Place 6 Council member Richardson, Texas
- In office May, 2005 – June, 2021
- Preceded by: Carol Wilson
- Succeeded by: Arefin Shamsul

Personal details
- Alma mater: University of North Texas
- Website: Re-Elect Steve Mitchell

= Steve Mitchell (Texas politician) =

Steve Mitchell is the City Councilman for Place 6 in Richardson, Texas. Mitchell has served as the representative for Place 6 since May 2005. In addition, Mitchell served as Mayor of Richardson from May 2007 to May 2009, when he replaced long-serving Mayor Gary Slagel, who in turn replaced Mitchell as Mayor in May 2009.

Prior to 2012, mayors in Richardson were elected from the council, and the office was not a separate place. Therefore, council member and one-time mayor Mitchell was always the representative from Place 6, before, during, and after his term as mayor.

==Early life==
Steve Mitchell's parents moved the family to Richardson, Texas, in 1965 when Steve was three years old. Steve attended elementary schools in the Richardson Independent School District until the sixth grade.

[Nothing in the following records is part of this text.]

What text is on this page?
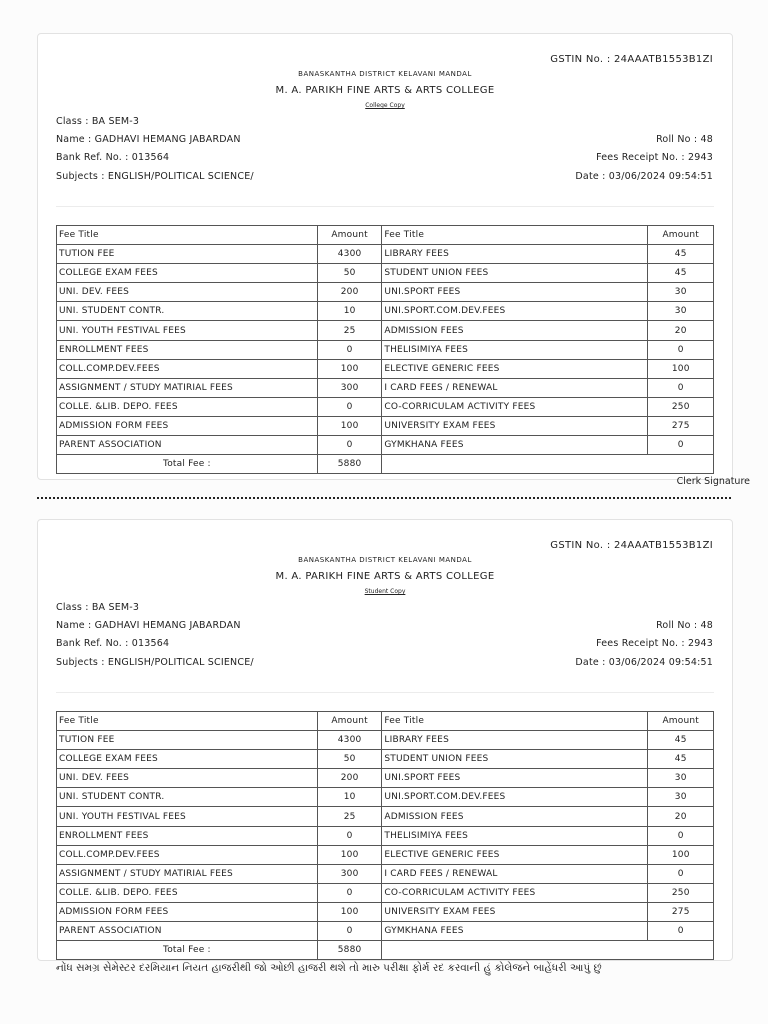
GSTIN No. : 24AAATB1553B1ZI
BANASKANTHA DISTRICT KELAVANI MANDAL
M. A. PARIKH FINE ARTS & ARTS COLLEGE
College Copy
Class : BA SEM-3
Name : GADHAVI HEMANG JABARDAN
Bank Ref. No. : 013564
Subjects : ENGLISH/POLITICAL SCIENCE/
Roll No : 48
Fees Receipt No. : 2943
Date : 03/06/2024 09:54:51
Fee Title	Amount	Fee Title	Amount
TUTION FEE	4300	LIBRARY FEES	45
COLLEGE EXAM FEES	50	STUDENT UNION FEES	45
UNI. DEV. FEES	200	UNI.SPORT FEES	30
UNI. STUDENT CONTR.	10	UNI.SPORT.COM.DEV.FEES	30
UNI. YOUTH FESTIVAL FEES	25	ADMISSION FEES	20
ENROLLMENT FEES	0	THELISIMIYA FEES	0
COLL.COMP.DEV.FEES	100	ELECTIVE GENERIC FEES	100
ASSIGNMENT / STUDY MATIRIAL FEES	300	I CARD FEES / RENEWAL	0
COLLE. &LIB. DEPO. FEES	0	CO-CORRICULAM ACTIVITY FEES	250
ADMISSION FORM FEES	100	UNIVERSITY EXAM FEES	275
PARENT ASSOCIATION	0	GYMKHANA FEES	0
Total Fee :	5880		
Clerk Signature
GSTIN No. : 24AAATB1553B1ZI
BANASKANTHA DISTRICT KELAVANI MANDAL
M. A. PARIKH FINE ARTS & ARTS COLLEGE
Student Copy
Class : BA SEM-3
Name : GADHAVI HEMANG JABARDAN
Bank Ref. No. : 013564
Subjects : ENGLISH/POLITICAL SCIENCE/
Roll No : 48
Fees Receipt No. : 2943
Date : 03/06/2024 09:54:51
Fee Title	Amount	Fee Title	Amount
TUTION FEE	4300	LIBRARY FEES	45
COLLEGE EXAM FEES	50	STUDENT UNION FEES	45
UNI. DEV. FEES	200	UNI.SPORT FEES	30
UNI. STUDENT CONTR.	10	UNI.SPORT.COM.DEV.FEES	30
UNI. YOUTH FESTIVAL FEES	25	ADMISSION FEES	20
ENROLLMENT FEES	0	THELISIMIYA FEES	0
COLL.COMP.DEV.FEES	100	ELECTIVE GENERIC FEES	100
ASSIGNMENT / STUDY MATIRIAL FEES	300	I CARD FEES / RENEWAL	0
COLLE. &LIB. DEPO. FEES	0	CO-CORRICULAM ACTIVITY FEES	250
ADMISSION FORM FEES	100	UNIVERSITY EXAM FEES	275
PARENT ASSOCIATION	0	GYMKHANA FEES	0
Total Fee :	5880		
નોંધ સમગ્ર સેમેસ્ટર દરમિયાન નિયત હાજરીથી જો ઓછી હાજરી થશે તો મારુ પરીક્ષા ફોર્મ રદ કરવાની હું કોલેજને બાહેંધરી આપું છું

With the addition of a third child, the Mitchell family relocated to McKinney, Texas in 1973 where they purchased a turn-of-the century Victorian home several blocks from the town square.

After graduating from McKinney High School in 1980, Steve enrolled at the University of North Texas (then known as North Texas State University) where he received both his bachelor's and master's of science degrees in accounting with an emphasis in Tax in 1985.

From 1982 through 1986, Steve's father Travis served on the McKinney City Council.

==Civic activities==
Prior to serving on Richardson's City Council, Mitchell participated in a number of civic activities:
- Richardson Rotary Club, where Mitchell served as Vocational Service Director, Camp RYLA Chairman, and RISD-Rotary D-FY-IT Chairman.
- Sign Control Board (City of Richardson) where Mitchell served for over 10 years, with his last year as chairman.
- City Plan Commission (City of Richardson)
- Leadership Richardson Class IX
- Citizens Police Academy Class II (City of Richardson)
- Citizen Fire Academy Class X (City of Richardson)
- Greenwood Hills Neighborhood Association (Vice President)
- Dallas County Republican Precinct Chairman for Precinct 1700 (former)
- Dallas Regional Mobility Coalition (named by City of Richardson)

==Political career==
===Richardson City Council===
in 2005, Mitchell ran for the open seat in Place 6 of the Richardson City Council, incumbent Carol Wilson having chosen not to run again. In a three-way race, Mitchell received just over 50% of the vote, avoiding a runoff:

| Candidate | Votes | Percentage |
|---|---|---|
| Steve Mitchell | 2,326 | 50.60% |
| Craig Cotton | 785 | 17.08% |
| Bernard "Bernie" Mayoff | 1,486 | 32.33% |

In 2007, Mitchell was reelected to the Place 6 seat by a much larger majority:

| Candidate | Votes | Percentage |
|---|---|---|
| Steve Mitchell | 4,007 | 72.55% |
| Matthew Moseley | 1,516 | 27.45% |

In addition to being the representative from Place 6 on the City Council, Mitchell served as Mayor from 2007 to 2009.

In 2009, Mitchell was unopposed for Place 6:

| Candidate | Votes | Percentage |
|---|---|---|
| Steve Mitchell | 5,974 | 100.00% |

In 2011, Mitchell was again unopposed for Place 6:

| Candidate | Votes | Percentage |
|---|---|---|
| Steve Mitchell | 6,326 | 100.00% |

Mitchell is the Council liaison to
- Dallas Regional Mobility Coalition (DRMC)

===Mayor of Richardson===
Mitchell served as Mayor of the City of Richardson from 2007 to 2009.

While Mitchell was mayor, Richardson received its first bond ratings from Standard & Poor's and Moody's as AAA from both agencies. While the ratings were the result of years of work, Mayor Mitchell was proud to have this designation occur during his term as mayor as a result of his continuation of the council's pro-business policies.

==Gubernatorial appointments==
Mitchell has been appointed by Texas Governor Rick Perry to two state-level posts.

The Commission on State Emergency Communications (CSEC) is an agency of the State of Texas charged with oversight of the Statewide 9-1-1 and Poison Control Programs.

Appointed by the governor of Texas, the Board of Regents is the governing body of the University of North Texas System, which consists of the University of North Texas (in Denton), the UNT Health Science Center at Fort Worth, and the UNT Dallas Campus.